Investor reaction to these new plans has been less than enthusiastic, with the BP share price more than halving since sitting at 480p at the start of the year. As a result of the recent fall in the BP share price, the company now finds itself valued at £40.5bn as it competes in an ever-changing world.
While this is disappointing, the process of changing a company with BP’s size and mindset was always going to be akin to turning around a supertanker.
The reality was that doing nothing was not an option, as net debt approached the $50bn mark. The company has finally taken steps to reduce this in the form of disposals, selling its Alaska business, Hilcorp, for $5.6bn and its petrochemicals business to Ineos for $5bn. It also expects to complete the sale of its assets in the North Sea to Premier Oil (LON:PMO) by the end of this quarter, as well as completing the sale of its interest in the Trans-Alaska pipeline.
BP’s commitment to a ten-fold increase in low carbon investment by 2030 sounds laudable, but it’s still small change when compared to how much BP spent in acquiring BHP’s shale assets in 2018, and the fact that this year’s capex budget is expected to be in the region of $12bn. Another problem facing the oil giants is that of a weak industry refining environment, with Q2 the weakest in 15 years, suggesting that Q3 is unlikely to be much better.

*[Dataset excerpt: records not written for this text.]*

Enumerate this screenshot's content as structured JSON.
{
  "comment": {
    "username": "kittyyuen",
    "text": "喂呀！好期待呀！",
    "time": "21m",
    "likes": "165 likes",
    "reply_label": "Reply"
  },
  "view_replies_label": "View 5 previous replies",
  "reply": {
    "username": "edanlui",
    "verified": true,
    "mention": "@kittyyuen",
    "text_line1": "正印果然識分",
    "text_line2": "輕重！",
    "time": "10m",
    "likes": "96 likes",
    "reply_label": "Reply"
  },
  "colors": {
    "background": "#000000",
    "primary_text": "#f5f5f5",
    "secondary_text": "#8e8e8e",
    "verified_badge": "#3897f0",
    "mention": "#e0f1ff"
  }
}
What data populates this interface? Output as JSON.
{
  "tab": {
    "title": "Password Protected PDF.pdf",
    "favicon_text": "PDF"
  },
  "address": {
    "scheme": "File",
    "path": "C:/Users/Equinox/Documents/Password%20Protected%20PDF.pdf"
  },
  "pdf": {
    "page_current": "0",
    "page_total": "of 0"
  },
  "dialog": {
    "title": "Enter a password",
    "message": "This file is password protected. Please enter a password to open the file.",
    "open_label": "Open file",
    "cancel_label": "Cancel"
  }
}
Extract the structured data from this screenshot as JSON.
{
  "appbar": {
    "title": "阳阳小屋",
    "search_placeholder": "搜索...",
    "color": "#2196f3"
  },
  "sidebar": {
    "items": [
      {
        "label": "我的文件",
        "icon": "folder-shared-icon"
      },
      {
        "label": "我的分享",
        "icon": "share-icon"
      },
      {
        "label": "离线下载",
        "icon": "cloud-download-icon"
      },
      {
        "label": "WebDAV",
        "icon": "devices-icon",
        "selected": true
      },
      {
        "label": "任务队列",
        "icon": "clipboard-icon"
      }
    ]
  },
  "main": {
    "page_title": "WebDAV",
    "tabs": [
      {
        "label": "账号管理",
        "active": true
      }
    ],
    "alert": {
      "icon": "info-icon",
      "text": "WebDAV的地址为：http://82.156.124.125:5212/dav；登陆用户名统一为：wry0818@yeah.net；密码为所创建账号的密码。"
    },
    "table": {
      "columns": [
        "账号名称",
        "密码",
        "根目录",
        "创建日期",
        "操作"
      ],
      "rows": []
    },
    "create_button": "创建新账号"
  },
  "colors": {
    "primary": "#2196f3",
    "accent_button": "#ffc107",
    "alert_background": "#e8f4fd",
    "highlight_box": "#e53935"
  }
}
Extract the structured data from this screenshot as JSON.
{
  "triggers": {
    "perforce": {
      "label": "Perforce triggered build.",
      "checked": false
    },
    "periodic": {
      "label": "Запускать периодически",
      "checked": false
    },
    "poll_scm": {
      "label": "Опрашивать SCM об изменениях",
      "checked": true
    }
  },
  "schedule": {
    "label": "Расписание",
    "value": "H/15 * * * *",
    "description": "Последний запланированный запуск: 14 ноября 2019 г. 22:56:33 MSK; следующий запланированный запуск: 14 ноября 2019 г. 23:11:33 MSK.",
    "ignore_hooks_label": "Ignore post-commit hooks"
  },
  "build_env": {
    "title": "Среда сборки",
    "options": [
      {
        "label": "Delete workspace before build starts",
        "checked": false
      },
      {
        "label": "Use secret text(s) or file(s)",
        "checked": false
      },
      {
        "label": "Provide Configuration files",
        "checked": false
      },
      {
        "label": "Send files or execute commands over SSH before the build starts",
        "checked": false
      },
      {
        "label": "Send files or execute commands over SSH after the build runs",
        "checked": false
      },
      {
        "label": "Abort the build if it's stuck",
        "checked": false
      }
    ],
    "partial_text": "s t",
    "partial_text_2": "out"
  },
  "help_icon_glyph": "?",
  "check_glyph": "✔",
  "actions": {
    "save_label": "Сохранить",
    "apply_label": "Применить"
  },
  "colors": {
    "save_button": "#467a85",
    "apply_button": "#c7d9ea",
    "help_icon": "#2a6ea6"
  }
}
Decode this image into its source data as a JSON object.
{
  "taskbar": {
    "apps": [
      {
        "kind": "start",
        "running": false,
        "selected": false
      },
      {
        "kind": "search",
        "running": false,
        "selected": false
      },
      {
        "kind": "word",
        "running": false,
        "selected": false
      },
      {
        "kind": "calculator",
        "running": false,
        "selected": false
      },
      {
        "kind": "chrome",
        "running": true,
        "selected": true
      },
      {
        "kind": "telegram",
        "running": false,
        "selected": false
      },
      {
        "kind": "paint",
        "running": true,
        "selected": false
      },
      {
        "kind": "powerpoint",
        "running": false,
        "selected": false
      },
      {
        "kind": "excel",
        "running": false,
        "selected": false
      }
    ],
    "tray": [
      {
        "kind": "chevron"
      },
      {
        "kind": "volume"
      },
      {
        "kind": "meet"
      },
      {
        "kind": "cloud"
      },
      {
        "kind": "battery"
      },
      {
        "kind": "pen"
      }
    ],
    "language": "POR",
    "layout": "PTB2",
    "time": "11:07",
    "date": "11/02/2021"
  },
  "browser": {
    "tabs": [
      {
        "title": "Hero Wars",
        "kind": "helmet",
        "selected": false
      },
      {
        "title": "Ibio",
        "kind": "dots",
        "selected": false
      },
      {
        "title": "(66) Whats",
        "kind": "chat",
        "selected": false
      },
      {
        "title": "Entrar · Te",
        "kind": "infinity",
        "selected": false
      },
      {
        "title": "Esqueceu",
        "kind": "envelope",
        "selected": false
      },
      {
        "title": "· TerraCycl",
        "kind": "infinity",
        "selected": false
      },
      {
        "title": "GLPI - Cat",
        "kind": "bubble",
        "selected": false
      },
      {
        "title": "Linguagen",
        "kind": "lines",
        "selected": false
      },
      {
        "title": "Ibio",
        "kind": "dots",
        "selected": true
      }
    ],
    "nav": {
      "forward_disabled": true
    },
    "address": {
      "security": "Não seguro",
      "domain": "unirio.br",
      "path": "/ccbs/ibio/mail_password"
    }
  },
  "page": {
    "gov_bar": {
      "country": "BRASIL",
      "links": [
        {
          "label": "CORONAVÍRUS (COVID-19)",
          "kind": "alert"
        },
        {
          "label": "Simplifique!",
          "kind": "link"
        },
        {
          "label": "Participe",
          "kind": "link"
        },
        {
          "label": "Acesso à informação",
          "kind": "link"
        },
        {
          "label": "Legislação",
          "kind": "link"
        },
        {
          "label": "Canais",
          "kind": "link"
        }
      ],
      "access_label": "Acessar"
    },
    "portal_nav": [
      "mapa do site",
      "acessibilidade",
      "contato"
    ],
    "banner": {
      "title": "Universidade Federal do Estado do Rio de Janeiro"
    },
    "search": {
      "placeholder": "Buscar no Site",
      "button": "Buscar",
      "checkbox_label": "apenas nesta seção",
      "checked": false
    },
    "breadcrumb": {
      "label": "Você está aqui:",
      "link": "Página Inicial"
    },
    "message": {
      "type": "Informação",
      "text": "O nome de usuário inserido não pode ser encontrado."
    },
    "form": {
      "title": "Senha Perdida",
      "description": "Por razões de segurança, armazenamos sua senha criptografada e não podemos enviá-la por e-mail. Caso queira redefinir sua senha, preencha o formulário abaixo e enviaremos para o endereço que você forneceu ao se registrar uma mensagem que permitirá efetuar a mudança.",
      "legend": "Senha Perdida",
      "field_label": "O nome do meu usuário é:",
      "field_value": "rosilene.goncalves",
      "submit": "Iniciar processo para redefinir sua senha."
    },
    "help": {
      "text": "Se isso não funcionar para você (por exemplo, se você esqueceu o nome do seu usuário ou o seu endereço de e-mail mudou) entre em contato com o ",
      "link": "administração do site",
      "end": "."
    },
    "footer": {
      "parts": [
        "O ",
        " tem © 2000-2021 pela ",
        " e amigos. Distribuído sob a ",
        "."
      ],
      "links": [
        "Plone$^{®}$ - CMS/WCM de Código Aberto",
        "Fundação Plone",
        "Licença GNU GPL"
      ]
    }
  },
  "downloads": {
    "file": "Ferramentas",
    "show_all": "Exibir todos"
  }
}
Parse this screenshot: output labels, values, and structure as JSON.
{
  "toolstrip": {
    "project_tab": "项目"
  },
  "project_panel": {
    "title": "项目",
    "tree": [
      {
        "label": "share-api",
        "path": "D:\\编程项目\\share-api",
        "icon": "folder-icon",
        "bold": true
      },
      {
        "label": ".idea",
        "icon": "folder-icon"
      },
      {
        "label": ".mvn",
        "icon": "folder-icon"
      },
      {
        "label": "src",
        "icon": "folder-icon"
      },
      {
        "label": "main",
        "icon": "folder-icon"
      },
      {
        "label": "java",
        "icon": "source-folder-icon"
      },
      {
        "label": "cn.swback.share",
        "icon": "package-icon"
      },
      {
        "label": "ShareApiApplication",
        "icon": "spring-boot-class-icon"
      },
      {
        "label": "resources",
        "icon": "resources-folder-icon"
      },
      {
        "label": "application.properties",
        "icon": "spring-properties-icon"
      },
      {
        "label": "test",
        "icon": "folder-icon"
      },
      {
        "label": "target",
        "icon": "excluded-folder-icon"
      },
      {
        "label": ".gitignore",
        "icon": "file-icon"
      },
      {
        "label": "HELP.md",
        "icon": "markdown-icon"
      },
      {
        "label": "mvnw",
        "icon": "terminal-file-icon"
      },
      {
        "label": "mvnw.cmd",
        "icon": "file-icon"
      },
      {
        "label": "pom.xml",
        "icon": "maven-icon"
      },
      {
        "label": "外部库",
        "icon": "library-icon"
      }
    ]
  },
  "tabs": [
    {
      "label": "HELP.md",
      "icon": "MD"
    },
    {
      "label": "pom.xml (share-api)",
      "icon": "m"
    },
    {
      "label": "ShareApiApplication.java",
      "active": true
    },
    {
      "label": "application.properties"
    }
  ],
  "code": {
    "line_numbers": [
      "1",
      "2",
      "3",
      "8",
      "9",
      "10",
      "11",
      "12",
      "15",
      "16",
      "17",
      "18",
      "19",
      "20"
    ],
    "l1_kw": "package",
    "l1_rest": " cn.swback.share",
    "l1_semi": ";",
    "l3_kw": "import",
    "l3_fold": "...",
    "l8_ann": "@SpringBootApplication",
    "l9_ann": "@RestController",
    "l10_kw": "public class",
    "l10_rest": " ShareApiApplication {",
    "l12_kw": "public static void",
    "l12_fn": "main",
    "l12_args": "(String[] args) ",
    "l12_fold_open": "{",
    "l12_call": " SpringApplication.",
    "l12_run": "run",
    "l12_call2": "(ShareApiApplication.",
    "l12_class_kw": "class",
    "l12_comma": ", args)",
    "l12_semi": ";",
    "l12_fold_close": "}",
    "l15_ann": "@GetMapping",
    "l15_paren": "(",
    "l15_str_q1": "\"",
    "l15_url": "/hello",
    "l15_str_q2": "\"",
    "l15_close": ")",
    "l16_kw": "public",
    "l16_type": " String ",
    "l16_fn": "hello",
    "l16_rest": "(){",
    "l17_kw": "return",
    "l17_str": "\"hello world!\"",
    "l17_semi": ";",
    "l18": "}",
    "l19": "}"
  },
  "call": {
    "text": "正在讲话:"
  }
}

There were some bright spots in BP’s most recent trading update, namely a strong performance from its trading division which helped bring the Q2 loss down to $6.7bn. The company will hope that this can be repeated in Q3.
Despite the battering that the BP share price has taken, a crumb of comfort can be taken from the fact that the company is by no means an outlier. The oil industry on the whole has seen huge losses as the Covid-19 pandemic struck across the globe, with rivals ExxonMobil (NYSE:XOM) losing £150bn of market value in the same period.
BP’s Q3 results are revealed on Tuesday at 7am. Will the latest numbers provide some respite for the falling BP share price?